Asintió y permaneció en silencio mientras el otro iba de un lado a otro, esquivando la papelera cada vez que pasaba por el centro del despacho.


—Siempre que una de las mujeres de la empresa gana peso o se vuelve más emotiva —añadió Kane—, o se queja de dolor de estómago... bueno, no puedo evitar preguntarme...


—... si es ella —finalizó Pedro. Observó la cara demacrada de Kane y movió la cabeza. Una situación como esa sería dura para cualquiera, pero debía ser especialmente complicada para alguien como Kane, que se tomaba muy en serio sus responsabilidades. Aunque fuera la de un niño que no había planeado tener. Pero dudaba de que llegara a tener mucho éxito en su investigación—. Lo más probable es que nunca te enteres si ella no lo desea.
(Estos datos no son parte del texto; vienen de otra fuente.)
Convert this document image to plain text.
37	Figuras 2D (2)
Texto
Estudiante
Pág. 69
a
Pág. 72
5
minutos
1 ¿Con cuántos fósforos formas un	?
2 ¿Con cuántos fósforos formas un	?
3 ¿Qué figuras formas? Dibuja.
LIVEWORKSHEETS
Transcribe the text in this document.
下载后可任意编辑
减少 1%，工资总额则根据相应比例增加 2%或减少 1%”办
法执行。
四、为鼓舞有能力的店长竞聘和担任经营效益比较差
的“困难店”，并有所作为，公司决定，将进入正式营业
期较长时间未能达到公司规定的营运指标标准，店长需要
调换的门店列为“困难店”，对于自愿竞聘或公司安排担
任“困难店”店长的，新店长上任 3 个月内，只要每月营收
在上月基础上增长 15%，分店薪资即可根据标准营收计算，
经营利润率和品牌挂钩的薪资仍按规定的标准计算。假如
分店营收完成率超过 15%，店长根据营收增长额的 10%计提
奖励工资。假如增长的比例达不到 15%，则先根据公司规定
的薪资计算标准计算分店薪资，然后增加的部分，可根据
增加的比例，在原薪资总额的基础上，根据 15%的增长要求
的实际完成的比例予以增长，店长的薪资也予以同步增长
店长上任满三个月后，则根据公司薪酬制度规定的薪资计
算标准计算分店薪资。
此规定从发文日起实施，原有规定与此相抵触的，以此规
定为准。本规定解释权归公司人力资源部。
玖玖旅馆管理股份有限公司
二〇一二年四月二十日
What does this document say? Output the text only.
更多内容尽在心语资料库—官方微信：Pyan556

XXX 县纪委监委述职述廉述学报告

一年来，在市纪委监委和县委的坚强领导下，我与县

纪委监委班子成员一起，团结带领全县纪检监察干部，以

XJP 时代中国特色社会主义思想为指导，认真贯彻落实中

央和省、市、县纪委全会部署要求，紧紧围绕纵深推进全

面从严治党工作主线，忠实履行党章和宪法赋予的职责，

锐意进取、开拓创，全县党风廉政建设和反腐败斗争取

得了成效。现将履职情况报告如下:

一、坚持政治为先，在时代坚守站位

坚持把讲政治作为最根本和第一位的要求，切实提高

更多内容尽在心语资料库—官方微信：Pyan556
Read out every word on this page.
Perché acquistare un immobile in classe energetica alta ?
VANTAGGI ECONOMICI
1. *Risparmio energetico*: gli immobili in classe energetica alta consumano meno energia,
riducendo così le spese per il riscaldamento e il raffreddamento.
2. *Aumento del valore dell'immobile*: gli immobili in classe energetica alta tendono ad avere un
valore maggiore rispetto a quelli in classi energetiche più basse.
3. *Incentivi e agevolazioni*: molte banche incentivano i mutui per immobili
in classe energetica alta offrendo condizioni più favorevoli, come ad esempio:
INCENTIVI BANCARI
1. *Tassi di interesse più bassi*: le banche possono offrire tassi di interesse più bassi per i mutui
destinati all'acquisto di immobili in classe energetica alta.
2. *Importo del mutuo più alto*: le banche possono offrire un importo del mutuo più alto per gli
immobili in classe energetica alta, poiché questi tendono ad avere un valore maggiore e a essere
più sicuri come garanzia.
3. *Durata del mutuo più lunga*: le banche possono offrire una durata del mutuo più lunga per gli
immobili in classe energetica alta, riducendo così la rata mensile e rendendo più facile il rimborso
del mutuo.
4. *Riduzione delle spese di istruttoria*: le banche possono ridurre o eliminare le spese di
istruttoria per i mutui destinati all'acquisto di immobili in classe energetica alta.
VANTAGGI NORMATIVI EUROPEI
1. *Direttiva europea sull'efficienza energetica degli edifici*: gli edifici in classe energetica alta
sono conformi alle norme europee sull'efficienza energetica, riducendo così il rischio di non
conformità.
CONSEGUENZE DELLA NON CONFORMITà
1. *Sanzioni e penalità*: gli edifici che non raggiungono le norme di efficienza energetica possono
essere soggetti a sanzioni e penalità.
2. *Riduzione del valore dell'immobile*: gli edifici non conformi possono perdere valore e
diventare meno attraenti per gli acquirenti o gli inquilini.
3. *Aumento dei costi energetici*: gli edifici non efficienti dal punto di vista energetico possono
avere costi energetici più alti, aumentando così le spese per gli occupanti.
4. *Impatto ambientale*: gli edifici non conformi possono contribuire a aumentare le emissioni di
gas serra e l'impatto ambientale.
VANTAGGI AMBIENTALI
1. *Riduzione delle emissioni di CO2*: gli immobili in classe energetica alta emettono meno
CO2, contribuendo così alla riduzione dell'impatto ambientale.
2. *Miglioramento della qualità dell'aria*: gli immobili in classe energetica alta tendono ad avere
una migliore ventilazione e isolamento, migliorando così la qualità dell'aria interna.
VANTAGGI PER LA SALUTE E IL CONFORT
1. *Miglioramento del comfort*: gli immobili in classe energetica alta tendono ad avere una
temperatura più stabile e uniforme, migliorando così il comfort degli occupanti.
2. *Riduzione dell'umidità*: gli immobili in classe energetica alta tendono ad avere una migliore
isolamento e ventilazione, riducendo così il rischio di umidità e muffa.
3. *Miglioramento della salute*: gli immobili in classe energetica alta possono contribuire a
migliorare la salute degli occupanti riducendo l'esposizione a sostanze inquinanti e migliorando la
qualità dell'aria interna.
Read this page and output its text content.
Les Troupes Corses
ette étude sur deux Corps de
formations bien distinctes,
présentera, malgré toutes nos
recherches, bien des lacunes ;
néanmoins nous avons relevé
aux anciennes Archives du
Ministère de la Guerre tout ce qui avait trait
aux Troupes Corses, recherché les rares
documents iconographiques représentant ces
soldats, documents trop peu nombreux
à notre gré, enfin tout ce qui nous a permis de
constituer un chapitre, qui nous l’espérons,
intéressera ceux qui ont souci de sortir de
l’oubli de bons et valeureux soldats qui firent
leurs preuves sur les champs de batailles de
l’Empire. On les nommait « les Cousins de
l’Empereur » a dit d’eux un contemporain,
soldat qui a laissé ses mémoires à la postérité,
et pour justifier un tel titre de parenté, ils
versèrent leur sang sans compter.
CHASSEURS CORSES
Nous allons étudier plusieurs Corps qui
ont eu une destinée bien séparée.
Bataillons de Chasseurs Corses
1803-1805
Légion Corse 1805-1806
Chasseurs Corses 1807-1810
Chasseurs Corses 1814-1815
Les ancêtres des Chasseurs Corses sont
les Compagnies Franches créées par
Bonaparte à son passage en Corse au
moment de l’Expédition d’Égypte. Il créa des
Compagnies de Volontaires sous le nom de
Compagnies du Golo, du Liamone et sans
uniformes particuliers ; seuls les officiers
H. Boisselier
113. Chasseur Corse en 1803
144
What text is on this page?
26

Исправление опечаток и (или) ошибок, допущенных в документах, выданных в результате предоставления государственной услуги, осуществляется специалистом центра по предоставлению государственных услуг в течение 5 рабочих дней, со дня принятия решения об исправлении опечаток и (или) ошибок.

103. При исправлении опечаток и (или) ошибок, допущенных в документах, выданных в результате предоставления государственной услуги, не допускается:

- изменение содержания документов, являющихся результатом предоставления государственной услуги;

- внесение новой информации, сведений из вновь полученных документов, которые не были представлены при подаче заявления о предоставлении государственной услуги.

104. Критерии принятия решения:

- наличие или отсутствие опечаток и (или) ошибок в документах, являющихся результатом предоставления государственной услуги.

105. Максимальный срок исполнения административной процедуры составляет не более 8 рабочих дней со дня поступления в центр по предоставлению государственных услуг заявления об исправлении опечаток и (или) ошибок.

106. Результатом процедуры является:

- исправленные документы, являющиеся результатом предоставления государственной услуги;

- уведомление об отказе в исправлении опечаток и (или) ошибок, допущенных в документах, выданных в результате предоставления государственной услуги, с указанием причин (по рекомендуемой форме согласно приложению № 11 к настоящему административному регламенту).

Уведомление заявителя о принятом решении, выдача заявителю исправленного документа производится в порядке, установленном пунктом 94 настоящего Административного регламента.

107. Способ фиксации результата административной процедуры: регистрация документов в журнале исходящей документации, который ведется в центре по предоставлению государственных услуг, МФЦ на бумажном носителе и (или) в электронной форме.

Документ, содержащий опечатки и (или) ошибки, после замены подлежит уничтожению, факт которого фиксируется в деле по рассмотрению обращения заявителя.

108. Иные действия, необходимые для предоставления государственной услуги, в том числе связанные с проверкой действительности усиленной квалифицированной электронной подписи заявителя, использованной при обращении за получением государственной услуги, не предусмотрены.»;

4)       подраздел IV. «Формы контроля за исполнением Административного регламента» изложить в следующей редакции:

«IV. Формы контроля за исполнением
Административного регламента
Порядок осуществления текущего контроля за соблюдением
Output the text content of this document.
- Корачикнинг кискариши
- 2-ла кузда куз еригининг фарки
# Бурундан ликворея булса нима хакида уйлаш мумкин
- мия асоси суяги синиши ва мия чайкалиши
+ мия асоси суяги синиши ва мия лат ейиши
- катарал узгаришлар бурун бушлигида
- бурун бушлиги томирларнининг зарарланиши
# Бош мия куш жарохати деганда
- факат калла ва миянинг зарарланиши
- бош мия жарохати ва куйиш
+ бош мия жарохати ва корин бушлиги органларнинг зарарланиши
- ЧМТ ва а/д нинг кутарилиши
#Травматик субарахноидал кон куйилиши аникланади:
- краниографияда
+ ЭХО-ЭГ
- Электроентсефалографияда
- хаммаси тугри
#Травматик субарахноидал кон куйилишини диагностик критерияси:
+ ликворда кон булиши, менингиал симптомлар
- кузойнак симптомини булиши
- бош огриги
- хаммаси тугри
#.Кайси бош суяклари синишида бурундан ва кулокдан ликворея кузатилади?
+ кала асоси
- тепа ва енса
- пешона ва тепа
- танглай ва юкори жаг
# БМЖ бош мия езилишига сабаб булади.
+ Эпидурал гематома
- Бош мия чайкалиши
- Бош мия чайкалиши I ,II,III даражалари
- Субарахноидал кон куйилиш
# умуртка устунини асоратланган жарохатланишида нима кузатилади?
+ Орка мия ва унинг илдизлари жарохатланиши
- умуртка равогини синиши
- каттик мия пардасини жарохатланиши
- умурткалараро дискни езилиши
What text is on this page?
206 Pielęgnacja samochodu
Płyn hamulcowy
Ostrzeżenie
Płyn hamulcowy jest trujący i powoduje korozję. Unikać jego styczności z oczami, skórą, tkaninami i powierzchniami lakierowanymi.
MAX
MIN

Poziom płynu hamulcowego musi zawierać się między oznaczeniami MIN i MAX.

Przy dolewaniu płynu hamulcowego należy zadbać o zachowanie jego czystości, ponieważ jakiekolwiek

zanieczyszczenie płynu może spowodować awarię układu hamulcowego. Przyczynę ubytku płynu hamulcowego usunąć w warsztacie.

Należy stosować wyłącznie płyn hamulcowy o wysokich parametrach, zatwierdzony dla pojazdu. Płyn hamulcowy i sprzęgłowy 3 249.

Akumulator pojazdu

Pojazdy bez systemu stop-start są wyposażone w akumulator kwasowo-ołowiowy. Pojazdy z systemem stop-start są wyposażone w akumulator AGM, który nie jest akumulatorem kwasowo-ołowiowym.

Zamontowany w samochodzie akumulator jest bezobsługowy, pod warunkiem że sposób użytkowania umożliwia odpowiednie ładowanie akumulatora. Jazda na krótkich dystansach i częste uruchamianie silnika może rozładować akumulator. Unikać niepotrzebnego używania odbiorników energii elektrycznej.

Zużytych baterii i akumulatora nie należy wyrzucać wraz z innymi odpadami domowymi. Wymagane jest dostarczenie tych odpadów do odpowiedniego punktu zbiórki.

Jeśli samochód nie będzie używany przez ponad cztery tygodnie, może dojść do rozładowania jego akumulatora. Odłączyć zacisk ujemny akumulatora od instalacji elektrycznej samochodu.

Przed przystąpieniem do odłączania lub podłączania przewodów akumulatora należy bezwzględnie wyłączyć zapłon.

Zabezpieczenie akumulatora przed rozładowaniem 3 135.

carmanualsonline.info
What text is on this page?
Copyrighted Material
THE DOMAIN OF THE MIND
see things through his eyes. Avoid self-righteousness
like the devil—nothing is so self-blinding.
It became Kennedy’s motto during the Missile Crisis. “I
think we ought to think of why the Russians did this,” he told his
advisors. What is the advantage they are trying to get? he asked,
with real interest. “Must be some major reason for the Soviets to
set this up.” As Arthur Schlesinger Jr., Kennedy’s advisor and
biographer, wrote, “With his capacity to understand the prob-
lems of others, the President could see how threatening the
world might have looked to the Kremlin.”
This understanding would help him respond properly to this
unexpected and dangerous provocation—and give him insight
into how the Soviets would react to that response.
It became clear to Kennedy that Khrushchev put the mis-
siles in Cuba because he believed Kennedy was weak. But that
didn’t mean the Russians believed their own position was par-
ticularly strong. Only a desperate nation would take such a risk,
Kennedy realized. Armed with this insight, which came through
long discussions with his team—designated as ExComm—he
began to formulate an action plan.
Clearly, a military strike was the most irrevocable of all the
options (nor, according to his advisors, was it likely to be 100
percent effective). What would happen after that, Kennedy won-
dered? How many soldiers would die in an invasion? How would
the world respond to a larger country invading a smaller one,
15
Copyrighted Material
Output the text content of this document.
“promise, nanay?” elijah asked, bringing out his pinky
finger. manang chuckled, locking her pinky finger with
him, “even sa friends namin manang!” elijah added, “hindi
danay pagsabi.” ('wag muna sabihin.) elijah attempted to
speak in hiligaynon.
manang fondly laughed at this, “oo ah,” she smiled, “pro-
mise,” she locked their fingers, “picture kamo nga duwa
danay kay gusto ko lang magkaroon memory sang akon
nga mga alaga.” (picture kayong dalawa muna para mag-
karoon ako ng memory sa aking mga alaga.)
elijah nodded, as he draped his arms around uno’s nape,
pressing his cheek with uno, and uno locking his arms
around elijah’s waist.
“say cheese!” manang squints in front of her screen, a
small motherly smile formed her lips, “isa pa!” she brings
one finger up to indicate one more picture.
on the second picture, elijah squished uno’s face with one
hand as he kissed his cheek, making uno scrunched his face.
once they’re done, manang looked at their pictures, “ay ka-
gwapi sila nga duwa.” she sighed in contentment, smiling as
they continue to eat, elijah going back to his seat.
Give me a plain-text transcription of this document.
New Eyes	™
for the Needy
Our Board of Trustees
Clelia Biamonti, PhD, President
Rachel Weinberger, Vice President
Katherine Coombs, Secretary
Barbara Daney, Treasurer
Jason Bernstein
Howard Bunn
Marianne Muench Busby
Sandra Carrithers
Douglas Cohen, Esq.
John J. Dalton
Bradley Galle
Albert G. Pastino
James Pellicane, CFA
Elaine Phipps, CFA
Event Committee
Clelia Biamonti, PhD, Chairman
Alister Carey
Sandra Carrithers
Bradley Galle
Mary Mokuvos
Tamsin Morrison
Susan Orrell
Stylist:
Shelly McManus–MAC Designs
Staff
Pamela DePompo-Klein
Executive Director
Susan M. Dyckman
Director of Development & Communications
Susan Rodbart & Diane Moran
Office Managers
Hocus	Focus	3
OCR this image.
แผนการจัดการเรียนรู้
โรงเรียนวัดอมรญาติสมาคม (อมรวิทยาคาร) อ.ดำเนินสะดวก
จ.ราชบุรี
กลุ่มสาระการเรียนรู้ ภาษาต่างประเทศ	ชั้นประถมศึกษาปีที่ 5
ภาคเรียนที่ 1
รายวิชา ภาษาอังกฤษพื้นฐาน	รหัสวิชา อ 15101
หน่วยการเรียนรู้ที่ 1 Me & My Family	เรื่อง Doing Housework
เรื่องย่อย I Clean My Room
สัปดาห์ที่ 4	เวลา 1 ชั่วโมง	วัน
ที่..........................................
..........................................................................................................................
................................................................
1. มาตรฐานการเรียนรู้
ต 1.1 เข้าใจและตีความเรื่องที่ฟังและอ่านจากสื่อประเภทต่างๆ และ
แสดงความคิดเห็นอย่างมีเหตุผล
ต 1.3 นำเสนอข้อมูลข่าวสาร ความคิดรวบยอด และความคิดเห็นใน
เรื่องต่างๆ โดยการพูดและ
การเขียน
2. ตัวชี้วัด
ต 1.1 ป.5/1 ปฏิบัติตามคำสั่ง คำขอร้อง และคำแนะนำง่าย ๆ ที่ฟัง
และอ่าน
Y aunque lo averigües, quizá no reciba de buen grado tu injerencia... en particular si está casada.


—¿Y si no lo está? ¿Y si va a intentar criar al bebé, mi bebé, sola y necesita ayuda? ¿O la necesita el bebé? No puedo olvidarlo y fingir que no existe.


Pedro no sabía qué decirle a eso, pero podía tranquilizar la mente de su jefe en un punto. Apostaría lo que fuera, incluido su Porsche, que su secretaria no era la mujer que esperaba tener su hijo.


—No es Paula —soltó sin rodeos.


—¿Cómo lo sabes? —Kane giró—. A menos... —lo miró a los ojos—. ¿Estás saliendo con ella?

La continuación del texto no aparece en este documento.